2017’deki ikinci önemli gelişme İdlib’de Heyet Tahrir el Şam (HTŞ) örgütü, rakibi Ahrar el Şam’ı alt etmesi ve eyalette egemenliğini kurması olmuştur. Tüm muhaliflerin garantörlüğünü üstlenen TC bu şekilde hiç istemediği halde El Kaide tedrisatlı Cihatçıların destekçisi görülmesine neden olmuştur. Bir de bunun üzerine Türkiye’ye eksen kayması ithamları gelmeye başlamıştır. Cumhurbaşkanı Erdoğan 2018 yılı içinde Putin ile 7’si baş başa, 18’i de telefonla olmak üzere, 25 defa görüşmüş, ayrıca 6 zirvede de bir araya gelmiştir. Ancak, öte yandan 2018’de Helsinki’de Putin’le yaptığı zirve toplantısında ABD’nin Rusya ile Suriye’de uyum içinde olduğunu, hatta “askerlerin, Suriye ve başka yerlerde siyasilerden daha sıkı işbirliği yaptıklarını”ilan etmişlerdir. Bunun anlamı şu? Hem RF hem de ABD aralarında yaptıkları mutabakatla ASTANA sürecini parçalamışlar, çoğunu bir stüdyo projesi olarak kendi kurdukları illegal örgütlere yönelmişlerdir. Öte yandan, ABD’nin İsrail Hava kuvvetlerini yoğun bir şekilde kullanarak İran’ın bölgedeki varlığını diğer bir deyişle Pastaranları, Hizbullah’ı, Haşdi Şaabi’yi hedef almasını sağlamıştır. Bu yolun açılması İsrail ile RF arasındaki “Lieberman Anlaşması” sayesinde olmuştur. Nedir bu Lieberman Antlaşması? 2018 yılında, o zaman Savunma Bakanı esasen eski bir Sovyetler Birliği yurttaşı olan, Rusçayı çok iyi bilen bir Eşkanizi Yahudisi Avigdor Lieberman İsrail Hava Kuvvetlerinin Suriye Hava Sahasında serbest uçma hakkı veren bu anlaşmayı RF ile yapmıştır. Türk Hava Kuvvetlerine yasak olan Suriye Hava sahası İsrail uçaklarına fütursuz bir şekilde açılmıştır. Öte yandan kimin eli kimin cebinde yaklaşımını bütünüyle hıfz eden ABD’de de, bu belirsizlik ortamında bölgedeki Kürt varlığını İsrail yararına olacak şekilde dizayna yeltenmiştir. Diğer bir deyişle CIA-MOSSAD ortaklığı Suriye PeKaKa’sını yani PYD / YPG bir stüdyo projesi olarak Suriye Demokratik Güçleri biçimiyle bir vekil güç yaratmışlardır. Bütün bu yapılanlar Türkiye’deki akl-i selim’i temsil eden devlet aklının hedef alındığı, bir komplodur. Türk milletinin sağduyusuna yöneltilen bir akıl tutulmasıdır.

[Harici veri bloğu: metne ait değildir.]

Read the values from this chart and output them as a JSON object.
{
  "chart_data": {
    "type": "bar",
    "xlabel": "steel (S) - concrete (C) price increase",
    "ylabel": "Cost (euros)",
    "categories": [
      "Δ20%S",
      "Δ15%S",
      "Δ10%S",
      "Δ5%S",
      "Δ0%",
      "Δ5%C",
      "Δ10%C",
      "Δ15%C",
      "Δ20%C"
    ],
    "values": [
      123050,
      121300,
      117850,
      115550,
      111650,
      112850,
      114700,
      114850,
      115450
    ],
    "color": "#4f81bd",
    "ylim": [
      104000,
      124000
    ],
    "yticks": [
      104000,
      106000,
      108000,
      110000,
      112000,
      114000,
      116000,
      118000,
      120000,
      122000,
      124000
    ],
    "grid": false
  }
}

Ruslar, çocukluktan itibaren Rus atasözleriyle büyümüş, akıl dünyaları bunlara göre biçimlenmiştir. “Kurttan korkuyorsan ormana gitmeyeceksin.”(Волков бояться в лес не ходить.)derler, ormanın zalim ayısına karşı “yalnız kurt”un tek başına meydan okumasına. Aslına bakarsanız, burada aslolan “yalnız kurt”un korkusuz cesaretidir. Buna biz de bir Türk atasözüyle şöyle cevap verelim:“Ayıyı ateşe atmışlar, yavrusunu ayağının altına almış.” Duygudan ve insanlıktan nasibini almayanlar, kendilerini kurtarmak için gerekiyorsa çocuklarını bile tehlikeye atmaktan çekinmezler. Onlar için aslolan sadece ve sadece kendileridir.
İşte bütün bunlardan sonra söylemem odur ki, Moskova mutabakatı, iki ekonomik partner arasında lider diplomasisinin olumlu bir sonucu olmuştur, ama söylediklerimi, irdelediklerimi de gözlerden uzak tutmayalım, derim, sevgili okurlar.